Experiment size and run time

Read time: 3 minutes
Last edited: May 01, 2024


This topic explains how to decide on the number of contexts to include and the run time for an experiment.

Choosing your sample size

The number of contexts included in an experiment is called the sample size. The larger the sample size for an experiment, the more confident you can be in its outcome. How big your sample size should be depends on how confident you want to be in the outcome and how large the credible intervals are for your metrics. Metrics with large credible intervals are sometimes called "noisy" metrics.

Sample size estimator

Experiments with two variations display a sample size estimator that gives an estimate of how much more traffic needs to encounter your experiment before reaching your chosen probability to be best. Experiments with more than two variations do not display a sample size estimator.
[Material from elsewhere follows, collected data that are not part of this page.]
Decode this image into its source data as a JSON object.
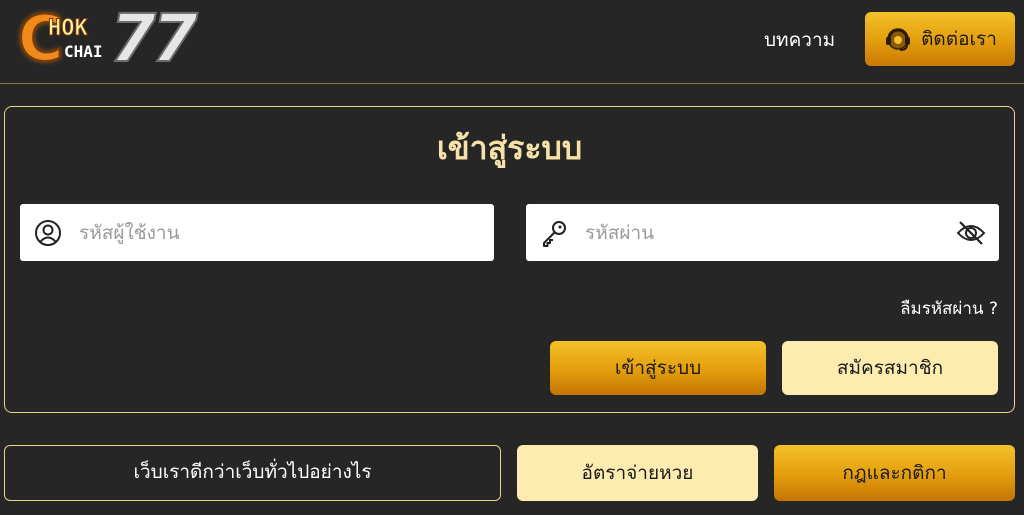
{
  "header": {
    "logo": {
      "g": "C",
      "hok": "HOK",
      "chai": "CHAI",
      "num": "77"
    },
    "nav_articles": "บทความ",
    "contact_label": "ติดต่อเรา",
    "contact_icon": "headset-icon"
  },
  "login": {
    "title": "เข้าสู่ระบบ",
    "username_placeholder": "รหัสผู้ใช้งาน",
    "username_value": "",
    "username_icon": "user-circle-icon",
    "password_placeholder": "รหัสผ่าน",
    "password_value": "",
    "password_icon": "key-icon",
    "toggle_icon": "eye-off-icon",
    "forgot_label": "ลืมรหัสผ่าน ?",
    "login_button": "เข้าสู่ระบบ",
    "register_button": "สมัครสมาชิก"
  },
  "footer_buttons": {
    "why": "เว็บเราดีกว่าเว็บทั่วไปอย่างไร",
    "rates": "อัตราจ่ายหวย",
    "rules": "กฎและกติกา"
  },
  "colors": {
    "background": "#262626",
    "gold": "#e39d0c",
    "cream": "#fcecb0",
    "title": "#f6e2a6",
    "border": "#e8d28a"
  }
}
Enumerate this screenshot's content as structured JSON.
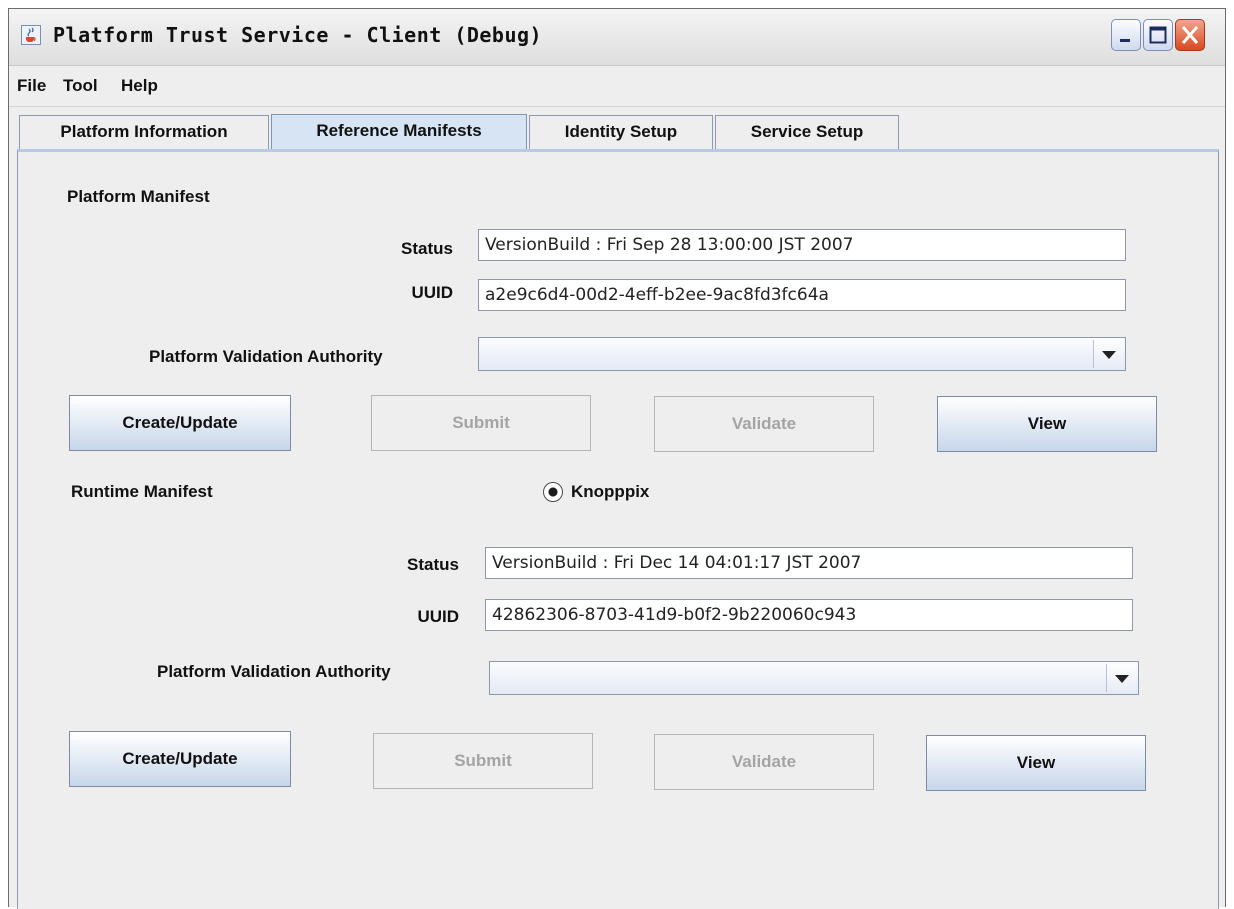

In this example, for a 90% probability of being best, 53,285 more request contexts should be in the experiment before you stop the iteration and roll out the winning variation to all contexts:

An experiment's sample size estimator results.
An experiment's sample size estimator results.

You can use the menu to see how many more contexts you need for a probability to be best of 80%, 90%, or 95%.

To be confident that the winning variation is the best out of the variations tested, wait until the sample size estimator indicates you have reached the needed number of contexts. Alternatively, if there is a low level of risk in rolling out the winning variation early, or if you don't anticipate a significant impact on your user base, you can end the experiment before you reach that number.

Traffic count

The traffic count table displays how many unique contexts have encountered each variation within the experiment:

An experiment's traffic count table showing each variation's total number of contexts.
An experiment's traffic count table showing each variation's total number of contexts.

Here's how the table counts unique contexts:

  • The table only counts contexts with the same context kind as the experiment's randomization unit. For example, if your experiment's randomization unit is user, then the table counts only user contexts. The table won't include any device or organization contexts that are in the experiment. To learn more, read Randomization units.
  • If the same context is in the experiment multiple times, the table counts the context only once.

Determining how long to run an experiment for

You may not always know how long to run an experiment for. To help decide, you should consider:

  • The current probability of the winning variation being the best and how long it would take to improve your confidence, and
  • the level of risk involved in rolling out the winning variation to all contexts.

We recommend running experiments for two to four weeks. If you’re time constrained, then run them as long as you can. In some cases, you only may be able to run an experiment for a few days, such as if your marketing campaign is only 48 hours long. It’s still valuable to run short experiments, because making decisions using some data is better than making decisions using no data.